Iron-mediated reduction rates and pathways of halogenated methanes with nanoscale Pd/Fe: Analysis of linear free energy relationship

Abstract

The influence of halogen substitution in chlorinated methanes and brominated methanes on their abiotic reductive dehalogenation with nanoscale Pd/Fe bimetallic particles was investigated in this study. The 0.2% and 1.0% Pd/Fe particles, with particle sizes of less than 100nm, were synthesized in the laboratory. Reduction of the halogenated methanes with the Pd/Fe particles followed pseudo-first-order kinetics. The Pd/Fe bimetallic particles demonstrated at least an order of magnitude higher in reactivity compared to the unpalladized Fe particles of similar particle size. Comparing the 0.2% Pd/Fe and the 1.0% Pd/Fe particles, the latter exhibited higher reduction rates of various halogenated methanes. On the other hand, the reduction rates of chlorinated methanes were consistently lower than those of their brominated counterparts. The compounds with higher number of halogen substitutions were more readily reduced than the lightly halogenated ones.

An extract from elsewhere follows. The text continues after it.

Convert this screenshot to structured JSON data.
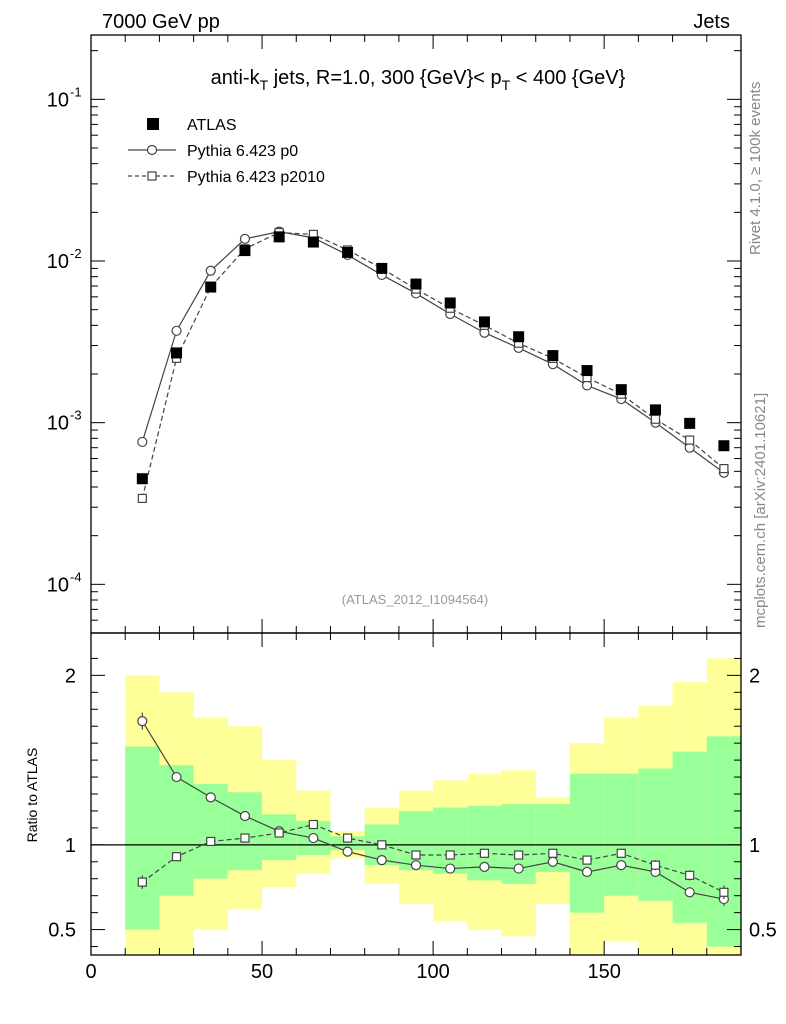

Coupled hydrogenolysis-elimination processes were the important mechanism for complete dehalogenation of the chlorinated and brominated methanes. From the kinetic examination of their transformation rates and mechanistic insight into the associated pathways, an attempt to analyze linear free energy relationship between the observed kinetics and the associated thermodynamic constants was performed. The observed reaction rate constants were analyzed for their correlations with one-electron potential (E(1)), two-electron potential (E(2)), bond dissociation energy (BDE) and the lowest unoccupied molecular orbital (LUMO) energy (E(LUMO)). LUMO energy appeared to be the best descriptor for the kinetic prediction, while E(1) and E(2) might be more suitable for mechanistic analysis.